One of the major changes to the emissions control systems in new vehicles is the use of various types of retrieve codes for emissions control diagnostic testing. This is done through the use of a system known as OBD ll or On-Board Diagnostic computer systems. This computer chip, located within the vehicles engine, constantly monitors the emissions and engine system, providing regular readings while the vehicle is running. When you bring the vehicle info repair or a tune up, the technician is able to retrieve codes for emissions control diagnostic and to determine if there are any problems with the emissions control system in the vehicle.
The benefit of the technician being able to retrieve codes for emissions control diagnostic testing means that he or she can target exactly what component of the exhaust system, engine or emissions control system is not working properly. In addition the OBD ll system also notifies the driver if there is a problem with the system through the on dash display of the “check engine” light. This light can come on for several reasons and only through going to a technician that can retrieve codes for emissions control diagnostic and assess the readings. In some cases if the reading was problem with a gas cap seal or other temporary problem the light may go off itself after a few drive cycles. Since it is impossible for owners to know if the condition causing the light to come on is serious or just an abnormality that will self-correct, taking it to a technician and allowing him to retrieve codes for emissions control diagnostic testing is the recommended option.
If you are concerned that the system may not be working properly most technicians will use a computer that will retrieve the codes for emissions control diagnostic at a low nominal fee or even free as part of a tune-up. The dealership where you buyd the car or truck may also provide the service as part of their warranty program. Checking to make sure that the “check engine” light is working correctly is simple, just turn the key in the ignition one click, without actually starting the vehicle. This should cause the “check engine” light to come on.

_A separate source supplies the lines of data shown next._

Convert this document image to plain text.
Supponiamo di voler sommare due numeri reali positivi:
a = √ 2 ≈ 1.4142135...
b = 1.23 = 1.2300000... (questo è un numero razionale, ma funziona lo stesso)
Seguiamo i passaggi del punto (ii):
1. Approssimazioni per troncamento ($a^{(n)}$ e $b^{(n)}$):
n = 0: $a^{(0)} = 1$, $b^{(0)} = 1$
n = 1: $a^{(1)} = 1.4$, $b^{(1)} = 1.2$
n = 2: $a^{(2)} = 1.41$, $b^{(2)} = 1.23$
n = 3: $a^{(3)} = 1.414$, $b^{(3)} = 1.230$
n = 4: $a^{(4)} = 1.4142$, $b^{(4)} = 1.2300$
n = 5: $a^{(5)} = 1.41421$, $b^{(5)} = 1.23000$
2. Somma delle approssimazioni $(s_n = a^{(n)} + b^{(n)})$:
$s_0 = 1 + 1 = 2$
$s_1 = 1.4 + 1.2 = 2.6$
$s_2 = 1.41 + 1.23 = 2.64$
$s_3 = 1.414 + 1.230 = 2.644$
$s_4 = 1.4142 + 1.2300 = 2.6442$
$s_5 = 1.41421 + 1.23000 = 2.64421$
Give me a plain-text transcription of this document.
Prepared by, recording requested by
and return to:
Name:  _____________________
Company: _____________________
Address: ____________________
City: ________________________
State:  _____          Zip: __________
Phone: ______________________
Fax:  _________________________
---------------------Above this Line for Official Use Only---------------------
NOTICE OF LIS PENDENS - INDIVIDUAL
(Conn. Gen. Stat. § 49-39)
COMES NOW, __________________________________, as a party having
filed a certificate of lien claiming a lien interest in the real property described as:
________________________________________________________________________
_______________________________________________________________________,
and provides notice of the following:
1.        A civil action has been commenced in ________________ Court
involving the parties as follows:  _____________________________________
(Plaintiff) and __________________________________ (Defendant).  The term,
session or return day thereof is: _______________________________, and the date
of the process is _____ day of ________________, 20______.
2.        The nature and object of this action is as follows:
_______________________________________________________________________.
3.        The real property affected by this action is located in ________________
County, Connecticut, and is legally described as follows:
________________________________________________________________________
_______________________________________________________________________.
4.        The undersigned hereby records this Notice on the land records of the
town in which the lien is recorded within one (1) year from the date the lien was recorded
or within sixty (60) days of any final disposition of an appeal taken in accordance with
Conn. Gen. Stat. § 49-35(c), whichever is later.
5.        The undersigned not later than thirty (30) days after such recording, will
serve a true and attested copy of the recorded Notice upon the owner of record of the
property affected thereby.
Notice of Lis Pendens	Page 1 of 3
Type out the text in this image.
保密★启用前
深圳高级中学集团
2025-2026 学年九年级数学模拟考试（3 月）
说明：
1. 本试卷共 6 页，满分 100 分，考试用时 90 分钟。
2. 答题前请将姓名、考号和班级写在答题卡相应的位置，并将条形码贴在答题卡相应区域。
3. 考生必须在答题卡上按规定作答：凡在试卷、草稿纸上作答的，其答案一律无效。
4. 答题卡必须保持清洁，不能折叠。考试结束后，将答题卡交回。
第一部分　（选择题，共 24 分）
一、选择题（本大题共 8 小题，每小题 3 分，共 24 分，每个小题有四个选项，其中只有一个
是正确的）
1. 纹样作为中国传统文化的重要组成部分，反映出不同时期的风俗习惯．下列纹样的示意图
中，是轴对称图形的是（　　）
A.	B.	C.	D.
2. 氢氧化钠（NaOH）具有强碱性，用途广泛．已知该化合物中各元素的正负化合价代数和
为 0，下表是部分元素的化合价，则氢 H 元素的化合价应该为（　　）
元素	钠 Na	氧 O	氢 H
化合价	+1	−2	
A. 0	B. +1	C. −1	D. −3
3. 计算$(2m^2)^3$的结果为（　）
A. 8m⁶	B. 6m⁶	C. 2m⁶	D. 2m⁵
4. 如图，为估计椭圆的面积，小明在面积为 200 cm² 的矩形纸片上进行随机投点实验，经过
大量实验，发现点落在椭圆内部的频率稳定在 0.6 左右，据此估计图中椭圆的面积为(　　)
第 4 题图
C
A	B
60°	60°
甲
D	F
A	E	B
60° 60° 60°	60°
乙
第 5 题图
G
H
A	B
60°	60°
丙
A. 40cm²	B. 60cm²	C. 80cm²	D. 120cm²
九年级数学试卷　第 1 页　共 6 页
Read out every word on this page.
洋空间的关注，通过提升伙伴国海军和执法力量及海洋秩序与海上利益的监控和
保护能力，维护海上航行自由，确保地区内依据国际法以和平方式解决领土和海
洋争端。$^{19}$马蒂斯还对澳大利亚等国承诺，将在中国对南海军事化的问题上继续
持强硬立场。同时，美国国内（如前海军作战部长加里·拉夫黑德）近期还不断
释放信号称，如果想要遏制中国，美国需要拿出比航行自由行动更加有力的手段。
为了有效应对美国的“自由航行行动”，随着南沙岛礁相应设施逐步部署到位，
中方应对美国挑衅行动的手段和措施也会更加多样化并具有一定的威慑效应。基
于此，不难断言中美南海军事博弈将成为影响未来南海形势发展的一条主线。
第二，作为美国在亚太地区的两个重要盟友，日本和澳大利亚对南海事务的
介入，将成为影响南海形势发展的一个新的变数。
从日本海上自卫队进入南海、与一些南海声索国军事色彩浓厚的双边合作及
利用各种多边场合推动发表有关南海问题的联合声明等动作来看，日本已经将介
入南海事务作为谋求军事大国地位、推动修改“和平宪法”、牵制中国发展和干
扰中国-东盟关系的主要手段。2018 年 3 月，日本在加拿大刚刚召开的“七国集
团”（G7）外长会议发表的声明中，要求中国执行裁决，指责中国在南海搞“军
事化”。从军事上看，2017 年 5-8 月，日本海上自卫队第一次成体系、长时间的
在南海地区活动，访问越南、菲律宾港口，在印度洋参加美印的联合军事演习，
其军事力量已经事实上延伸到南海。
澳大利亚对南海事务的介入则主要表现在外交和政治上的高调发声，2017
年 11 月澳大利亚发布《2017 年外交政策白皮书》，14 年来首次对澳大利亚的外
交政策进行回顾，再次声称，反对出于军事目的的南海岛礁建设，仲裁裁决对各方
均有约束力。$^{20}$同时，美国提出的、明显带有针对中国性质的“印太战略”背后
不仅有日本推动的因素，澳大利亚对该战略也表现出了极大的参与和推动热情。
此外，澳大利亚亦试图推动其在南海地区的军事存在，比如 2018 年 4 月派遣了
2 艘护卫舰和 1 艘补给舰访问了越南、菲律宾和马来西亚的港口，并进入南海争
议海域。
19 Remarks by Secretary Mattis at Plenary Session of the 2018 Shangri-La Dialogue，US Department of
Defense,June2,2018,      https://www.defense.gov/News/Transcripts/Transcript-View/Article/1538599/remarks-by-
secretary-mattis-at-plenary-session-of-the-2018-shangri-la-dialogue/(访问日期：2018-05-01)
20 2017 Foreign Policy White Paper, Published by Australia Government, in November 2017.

When you engage the ignition and the car starts, the light should go off.
To retrieve codes for emissions control diagnostic the mechanic or technician simply hooks a data link cord from the computer system in your car to a computer system that interprets the information from the vehicle. The assessment equipment downloads all the data and runs the needed tests, comparing it to the information specifically for the type of engine. Any abnormalities are then printed out for the technician to view. Changes to the equipment on the car that are not standard will result in the inability to diagnose problems, plus it will also cause the vehicle to fail any state needed emissions or inspections tests needed to keep the vehicle on the road.